I would appreciate any information that folks can provide on outcome rates and how they define successful treatment outcomes.
In Oregon, the generally agreed success rate with delinquent youth in residential treatment is around 60%, defining success as avoiding further penetration into the juvenile justice system and institutionalization. (Success is not defined as no further delinquent activity.)
Residential treatment program stays can run from four months to two years, depending on the program approaches. These youth typically have numerous delinquent referrals or a major infraction prior to becoming eligible for residential treatment – these are not light-weight first time offenders. However, to say this is a success rate with conduct disordered youth is probably misleading. Many of these youth have a mental health diagnosis other than conduct disorder. (It is estimated that more than 60% of the youth in the state juvenile corrections institutions – many of whom failed in residential treatment – have a mental health diagnosis other than conduct disorder.)
Treatment outcome? How are we defining that?
Here we have an age old question of how do we justify the existence of treatment for delinquent youth. Outcomes are not necessarily the way to do this.
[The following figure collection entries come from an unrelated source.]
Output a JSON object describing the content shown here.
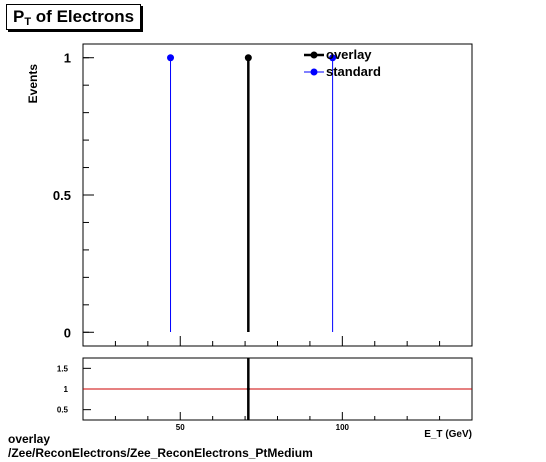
{
  "title": {
    "main": "P",
    "sub": "T",
    "rest": " of Electrons"
  },
  "chart_data": [
    {
      "type": "scatter",
      "panel": "main",
      "ylabel": "Events",
      "ylim": [
        -0.05,
        1.05
      ],
      "xlim": [
        20,
        140
      ],
      "yticks": [
        0,
        0.5,
        1
      ],
      "ytick_labels": [
        "0",
        "0.5",
        "1"
      ],
      "legend": {
        "position": "top-right",
        "entries": [
          "overlay",
          "standard"
        ]
      },
      "series": [
        {
          "name": "overlay",
          "color": "#000000",
          "points": [
            {
              "x": 71,
              "y": 1
            }
          ]
        },
        {
          "name": "standard",
          "color": "#0000ff",
          "points": [
            {
              "x": 47,
              "y": 1
            },
            {
              "x": 97,
              "y": 1
            }
          ]
        }
      ]
    },
    {
      "type": "line",
      "panel": "ratio",
      "xlabel": "E_T (GeV)",
      "xlim": [
        20,
        140
      ],
      "ylim": [
        0.25,
        1.75
      ],
      "xticks": [
        50,
        100
      ],
      "xtick_labels": [
        "50",
        "100"
      ],
      "yticks": [
        0.5,
        1,
        1.5
      ],
      "ytick_labels": [
        "0.5",
        "1",
        "1.5"
      ],
      "reference_line": {
        "y": 1,
        "color": "#cc0000"
      },
      "points": [
        {
          "x": 71,
          "y": 1
        }
      ]
    }
  ],
  "footer": {
    "line1": "overlay",
    "line2": "/Zee/ReconElectrons/Zee_ReconElectrons_PtMedium"
  }
}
As Steve Cable states, about 60% is an acceptable outcome. The facts are, some youth who never complete treatment and may have even failed multiple placements go on to a life free of major court involvement while some that graduate from programs end up in correctional facilities. The reoffend rate for juvenile sex offenders who successfully complete treatment is about 20% so that there is around an 80% success rate for these youth. Then there are issues such as the age of the child when he/she entered treatment. Was it gender and cultural specific treatment or the standard approach used with white adolescent males? There is a lot of research taking place that is examining many of these factors. The outcomes are also getting better because of the research-based treatment approaches being used by a well-trained and competent staff who understand relational and experiential treatment. Steve Cable has been in this business a few years and speaks to many of the questions that I may have raised.
The programs I manage have about 35 youth from both Child Welfare and the Juvenile Justice Divisions. Over the past 3 years I have looked at our outcomes using the criteria outlined by Mr. Cable and we are right at the 60% as an average.
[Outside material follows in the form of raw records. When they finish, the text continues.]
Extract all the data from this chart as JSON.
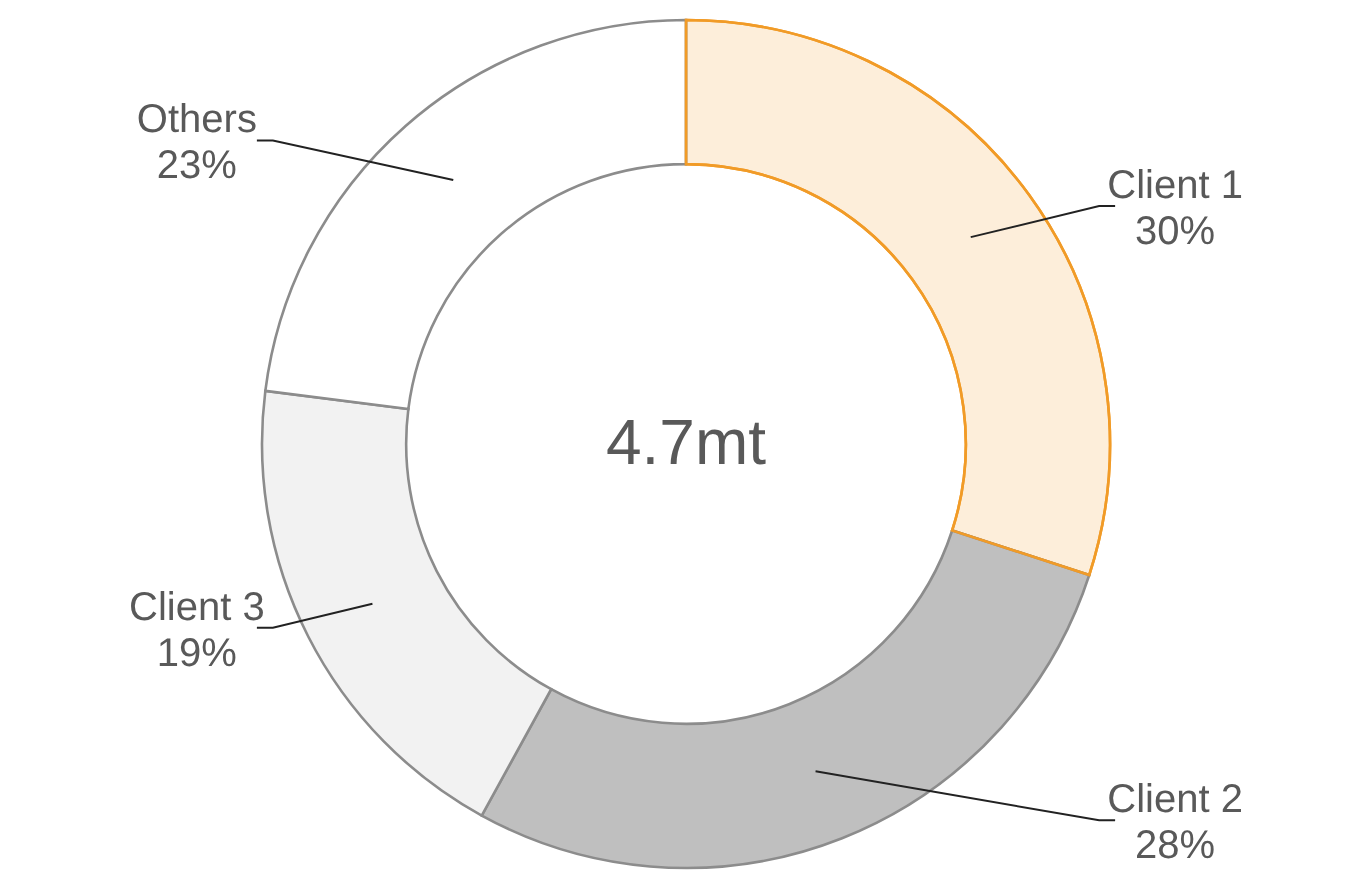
{
  "chart_data": {
    "type": "donut",
    "categories": [
      "Client 1",
      "Client 2",
      "Client 3",
      "Others"
    ],
    "values": [
      30,
      28,
      19,
      23
    ],
    "colors": [
      "#fdeeda",
      "#bfbfbf",
      "#f2f2f2",
      "#ffffff"
    ],
    "annotations": [
      "4.7mt"
    ],
    "value_labels": [
      "30%",
      "28%",
      "19%",
      "23%"
    ]
  }
}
Now for the rest of the story. We do not claim to be
able to work effectively with every child, nor is every child open and ready
for treatment. Does this mean that we failed? According to outcome
approaches? Yes! Our take on it is very different. We ask the questions such
as, "Did the child increase in his/her ability to function and manage life
situations? Did the child make any connections to an individual or the
program or reflect the ability to live it's values? Did the child improve in
any of the environments in which they lived, e.g. school, home, treatment
groups, medication acceptance, etc." Just because a child acts in a manner
that requires them to move to a different environment does not make them a
failure. We often times have a youth who needs a more secure treatment
environment who has made significant growth in one of the other domains of
life. I find outcomes interesting but not the criteria by which to judge
programs or youth.
John: One more thing, never accept the Conduct Disorder Diagnosis. Look for RAD, PTSD, Depression, Anxiety Disorder, combined with ADHD, Bi-polar, etc. Conduct Disorder is an easy out for psychologists and psychiatrists. Get a good mental health assessment. I have never found a pure CD youth. A good psych is not one that just gives justification for sending the youth to a corrections program.